Saturday, July 9, 2011

Dam (like damn) Pictures of the Week...

On Thursday afternoon Albemarle Rd., HWY 24/27 was closed in both directions at the big dip just passed the Lawyers Rd. and East Harris intersection because of a cracked weir holding back the swollen man made Forest Lake.  Outbound rush hour car commuter traffic on Albemarle heading east was a dam standstill nightmare all the way back to Independence, unless of course you were on dam a bicycle. 
Friday morning I rolled out of the house early with my little camera in the bag and headed over to check out how much progress was made from the overnight efforts of the CFD and some contractors to drain the lake and relieve pressure on the dam weir.  When I stood on the east bank of the lake, the first thing I noticed besides the huge generator pumps and their lines was the roof of a car.  HWY 24/27 had been reopened long before I arrived. 

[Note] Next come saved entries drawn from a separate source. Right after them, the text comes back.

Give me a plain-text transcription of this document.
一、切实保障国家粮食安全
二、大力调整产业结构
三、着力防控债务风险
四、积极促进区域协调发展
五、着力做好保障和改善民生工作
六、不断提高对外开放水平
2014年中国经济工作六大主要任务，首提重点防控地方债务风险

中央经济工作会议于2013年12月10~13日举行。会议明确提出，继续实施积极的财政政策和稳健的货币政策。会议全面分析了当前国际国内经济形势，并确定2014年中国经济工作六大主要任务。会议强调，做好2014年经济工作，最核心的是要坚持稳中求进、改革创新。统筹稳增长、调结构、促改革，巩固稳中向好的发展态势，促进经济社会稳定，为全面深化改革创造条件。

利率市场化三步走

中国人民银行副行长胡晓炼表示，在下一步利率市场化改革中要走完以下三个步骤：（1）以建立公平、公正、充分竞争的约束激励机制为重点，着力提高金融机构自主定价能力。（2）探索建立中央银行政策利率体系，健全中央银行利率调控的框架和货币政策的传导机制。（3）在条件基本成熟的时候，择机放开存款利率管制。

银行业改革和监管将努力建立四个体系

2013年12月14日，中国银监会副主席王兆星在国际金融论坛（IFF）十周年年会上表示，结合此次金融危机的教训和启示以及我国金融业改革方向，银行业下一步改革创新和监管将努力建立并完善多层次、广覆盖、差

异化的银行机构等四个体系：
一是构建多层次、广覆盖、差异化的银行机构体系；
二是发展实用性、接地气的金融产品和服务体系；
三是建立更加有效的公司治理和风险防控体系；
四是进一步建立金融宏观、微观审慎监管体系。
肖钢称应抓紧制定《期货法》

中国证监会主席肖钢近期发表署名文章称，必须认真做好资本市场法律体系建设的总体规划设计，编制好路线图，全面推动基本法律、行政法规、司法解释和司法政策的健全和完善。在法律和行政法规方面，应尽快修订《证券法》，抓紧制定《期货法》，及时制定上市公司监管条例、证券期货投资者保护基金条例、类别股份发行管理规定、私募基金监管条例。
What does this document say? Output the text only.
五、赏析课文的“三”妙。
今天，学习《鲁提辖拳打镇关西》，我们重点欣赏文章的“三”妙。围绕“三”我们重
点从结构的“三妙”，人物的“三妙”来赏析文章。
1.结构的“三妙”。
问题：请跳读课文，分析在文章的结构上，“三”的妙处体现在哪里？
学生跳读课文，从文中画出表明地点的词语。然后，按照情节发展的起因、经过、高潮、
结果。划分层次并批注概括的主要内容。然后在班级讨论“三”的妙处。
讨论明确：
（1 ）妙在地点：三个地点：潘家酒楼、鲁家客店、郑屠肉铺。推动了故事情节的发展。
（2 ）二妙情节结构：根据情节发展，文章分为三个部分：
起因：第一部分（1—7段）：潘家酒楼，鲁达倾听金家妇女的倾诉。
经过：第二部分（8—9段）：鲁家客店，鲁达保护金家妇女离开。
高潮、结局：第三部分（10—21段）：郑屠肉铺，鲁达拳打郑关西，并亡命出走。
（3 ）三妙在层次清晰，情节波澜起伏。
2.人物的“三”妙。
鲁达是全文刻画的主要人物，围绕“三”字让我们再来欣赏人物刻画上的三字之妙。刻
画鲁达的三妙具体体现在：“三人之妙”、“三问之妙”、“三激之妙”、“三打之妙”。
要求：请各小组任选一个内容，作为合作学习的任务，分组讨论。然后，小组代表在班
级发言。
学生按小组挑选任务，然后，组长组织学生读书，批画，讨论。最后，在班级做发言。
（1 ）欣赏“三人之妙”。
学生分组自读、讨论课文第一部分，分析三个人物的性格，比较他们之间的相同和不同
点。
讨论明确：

Here is a look at the riprap application on the backside of the stress fatigued dam.  A few meters down below the sloping terrain is 24/27.  Although Forest Lake is not a huge body of water, it had enough volume behind the dam to cause a major problem across Albemarle and in the neighborhood on the other side of the highway on down stream.  *Notice what appears to be a big pile of condoms that were cleared from the pipes. The man on the phone might be calling the mayor's office to find out what to do with them...
The dam draining seemed to be winding down, the big motors went silent.  I rode around to the west bank of the lake and talked to a few folks from the press corps, including a familiar staff photographer from the Observer.  This photographer who will remain anonymous for the time being or until you use your intuitive deductions skills, asked me if I had rode all the way from the big buildings just to get a shot of the car.  I gave him the brief organic explanation about my daily commute which made him smile and almost start to laugh.  When I asked him about the scoop on the car, he told me that the bigger story was that the pumps continuously stopped working through the night.  "Yeah", he said, "One of the engineers told me that the big pipes draining the lake kept getting clogged up which caused the motors down to shut down often.  Apparently there were 25 years worth of condoms in the lake that were jamming the pipes."  Oh, I get it, you are making a dam joke.  Very funny.
Seriously, what about the dam car, was there a body in it?  We talked a bit more about the project unfolding in front of us.  My intuitive self felt like there was no human in the sunken car, but that feeling was based on my scanning of what I could see of the passenger compartment and the body language of the CMPD brass standing quietly on the hill.  The contents of the trunk was the only question, there was a physical block I could not feel passed to know for sure whether or not there was a body in there. 
The news crews started packing up and it was time for me to get going as well.  I overheard one of the cameramen mention that 'they' will not pull the car out while the cameras were set up.  The waiting game was over and the Observer guy without offering to drive me into town told me to be careful on my ride in.  "Thanks, if I'm not you'll read about it in that paper you work for", I told him as I rode away beating him and his motorized van to East Harris and beyond. 
This parting image was the most interesting in the set to me.  Tree stumps at the bottom of Forest Lake, I would have never thought that the floor of the lake looked like this until I saw it myself.  It was clearly obvious that this man made lake was one day natural wooded space.